De plus, la dénomination même de déficit commercial est particulièrement trompeuse du fait de la connotation péjorative attachée au mot « déficit ». Chacun ressent intuitivement qu’il n’est pas bon d’être en déficit, et donc qu’avoir un déficit commercial est mauvais. Pourtant, à s’y pencher de plus près, on s’aperçoit qu’il n’en est rien. Supposons que je choisisse d’acheter un produit à l’étranger. Apparaîtra alors un déficit commercial de la France. Pourtant, cette opération n’aura fait que des gagnants : l’acheteur et le vendeur. En effet, dans tout libre échange les parties ne contractent que si elles trouvent cela plus avantageux que de ne pas le faire.
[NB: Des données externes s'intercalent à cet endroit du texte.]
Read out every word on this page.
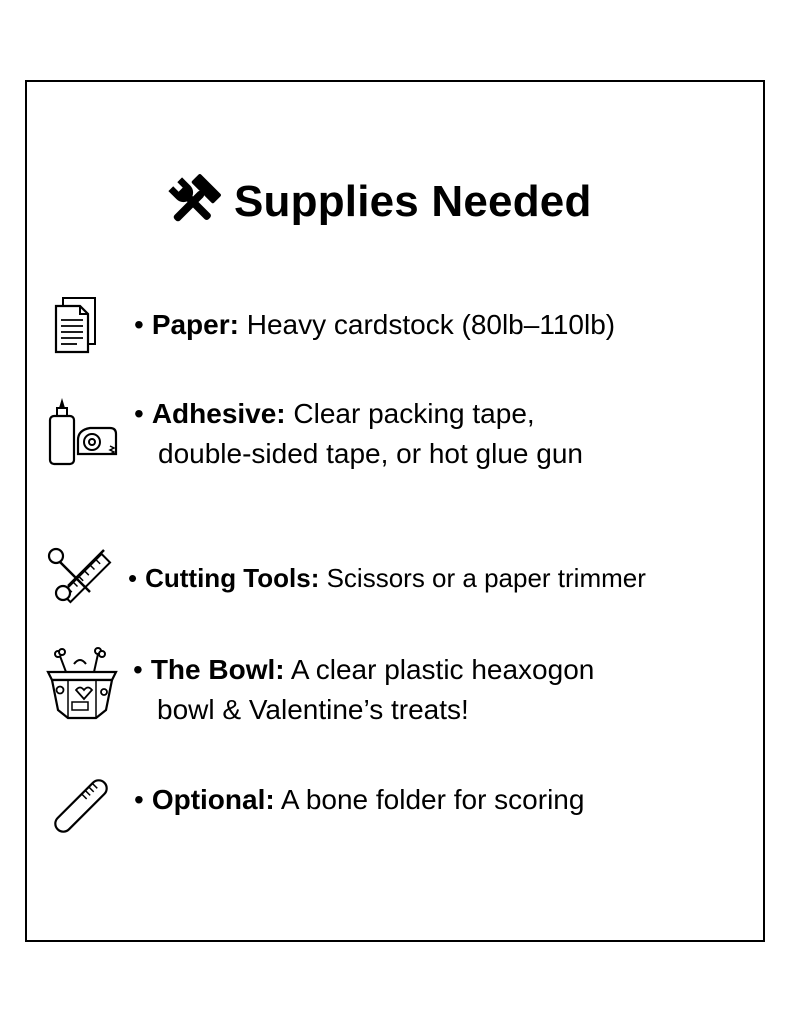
Supplies Needed
• Paper: Heavy cardstock (80lb–110lb)
• Adhesive: Clear packing tape,
double-sided tape, or hot glue gun
• Cutting Tools: Scissors or a paper trimmer
• The Bowl: A clear plastic heaxogon
bowl & Valentine’s treats!
• Optional: A bone folder for scoring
Comme souvent, Frédéric Bastiat fut celui qui analysa le mieux ces sophismes. Son article sur la balance du commerce [2] démontre admirablement l’absurdité du concept. Un commerçant bordelais exporte du vin pour un montant de 50 francs en Angleterre où il le vend pour un équivalent de 70 francs. Il convertit ceux-ci en houille, qu’il réexpédie en France et où il la vend pour 90 francs. L’habile commerçant a ainsi réalisé un bénéfice de 40 francs, quand on vient lui annoncer qu’il a généré un déficit commercial. Et si le bateau transportant le vin avait coulé, il aurait certes subit une perte mais aurait créé un excédent commercial !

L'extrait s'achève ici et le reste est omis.